There have been several cases of the Croatian border police rescuing migrants who were in life-threatening situations at the state border, such as deep snow or impassable mountains. We would like to recall several cases of migrant rescue on the Plješivica Mountain who were trying to illegally enter the Republic of Croatia. However, despite our efforts, there were migrant casualties, such as the death of a migrant as a result of a fall in a pit near Rudopolje in the area of the Ličko-Senjska Police Administration on 31 March 2019, and the deliberate landing of a smuggler van in the Kupa River on 25 August of this year, when police officers rescued 11 migrants; however, one woman died later at the scene while medical assistance was being provided.
Even today, owing to the swift response of the Croatian police, a family of five was taken care of in the area of Korenica, including an injured, heavily pregnant woman with three children. The pregnant woman was taken care of in the hospital in Gospić, and her husband, who expressed his intention to apply for international protection in the Republic of Croatia, was transferred to the police station along with their three children.
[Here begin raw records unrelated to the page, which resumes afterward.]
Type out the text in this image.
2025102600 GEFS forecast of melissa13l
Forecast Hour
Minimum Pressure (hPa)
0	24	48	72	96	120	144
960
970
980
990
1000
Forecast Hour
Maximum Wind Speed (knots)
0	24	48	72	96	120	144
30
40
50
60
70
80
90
On this occasion, we also want to emphasize that when treating migrants, the police respect their fundamental rights and dignity and allow them access to the international protection system if they need such protection, in accordance with general human rights documents, European Union regulations and national legislation. Furthermore, this Ministry has zero tolerance for unlawful use of coercive means by the Croatian police against any population, as well as zero tolerance for non-prosecution of any crime or misdemeanour committed by police officers. All available information on possible allegations of the use of force against migrants or the commission of criminal offenses to the detriment of migrants is carefully examined by the Ministry in each individual case.